Dans la mesure où de nombreux navires de l’US Navy croisent dans les eaux internationales de cette partie de la mer de Chine, on a affaire à une situation explosive. Car on ne peut plus exclure un incident naval sino-américain, qui dégénérerait. Et, sous la pression médiatico-nationaliste, en Chine comme aux États-Unis, pourrait se créer une escalade que personne, bientôt, n’arriverait plus à arrêter. Après l’attentat du 28 juin 1914 contre l’héritier du trône d’Autriche-Hongrie, la presse viennoise avait jeté beaucoup d’huile sur le feu, sans mesurer les dangers encourus par le continent européen.

Il est dangereux, pour les Chinois comme pour les Américains, de toucher au statu quo de Taïwan. Il y a une ambiguïté stratégique : il faut la conserver à tout prix. Dans un article récent du National Interest, le professeur à Harvard Graham Allison, a souligné que si la politique somnambulique des gouvernements américain et chinois se poursuivait comme d’habitude, on aurait l’histoire comme d’habitude, c’est-à-dire la guerre. Le scénario de l’apocalypse n’est pas si difficile à écrire : la Russie se joindrait à la Chine et, par le jeu des alliances, nous aboutirions à une troisième guerre mondiale.

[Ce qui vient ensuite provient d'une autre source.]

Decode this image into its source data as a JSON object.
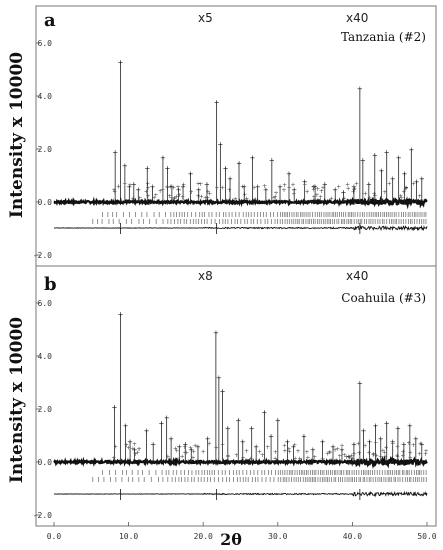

L’allumette chinoise est plus dangereuse que l’ukrainienne. Aussi horrible soit-elle, la guerre d’Ukraine reste encadrée par des bornes. Les Occidentaux ont dit que leurs forces n’entreraient pas sur le territoire de l’Ukraine agressée et qu’ils s’abstiendraient de lui fournir des armes qui pourraient atteindre le territoire de la Russie. Les Russes ont déclaré qu’ils n’utiliseraient pas leurs armes nucléaires, réservées pour le cas où un intérêt vital de la Russie serait menacé. En outre, l’ONU parvient à agir positivement sur le conflit, comme le montre le corridor céréalier entre Odessa et le Bosphore.

Hélas, de telles bornes n’existent actuellement pas en mer de Chine orientale. Ce n’est pas parce que le monde a vécu pendant soixante-douze ans sans affrontement direct entre grandes puissances que cette paix nucléaire va se prolonger mécaniquement.

3 commentaires sur Renaud Girard : «La Troisième Guerre mondiale sans le vouloir?»

  1. Paul Agratey // 6 septembre 2022 à 14 h 32 min //

    « Il est dangereux, pour les Chinois comme pour les Américains, de toucher au statut quo de Taïwan » !.., est ce à dire que la RPC n’a pas vocation historique à récupérer de droit l’Ile rebelle ?. Si la diplomatie ne marche pas et que l’objectif des Américains est de systémétiquement entraver la Chine pour maintenir à tout prix leur domination mondiale, que reste t’il pour résoudre le « problème » ?, l’usure ?, mais la patiente Chinoise à ses limites; la force ?, c’est sans doute ce que les Américains souhaitent avant tout pour battre militairement les Chinois dans leur propre zone d’influence immédiate, avec la même logique que celle employée en Ukraine vis à vis de la Russie. « On peu condamner celui qui déclenche une guerre mais on doit beaucoup plus condamner encore celui ou ceux qui la rende inévitable », le cas du conflit Ukrainien est exemplaire.

  2. Excelent article, je ne peux rien r’ajouter que feliciter l’auteur.

  3. Le risque politique existe depuis l’origine des temps et devient particulièrement dangereux lorsque tous les politicards trans horizon planétaire se prennent pour le Maître du Monde. mais comme disait Antoine de St Exupéry depuis son cockpit : Dans la vie deux choses sont simples, raconter le passé ou prédire l’avenir. Y voir clair au jour le jour est une affire beaucoup plus complexe.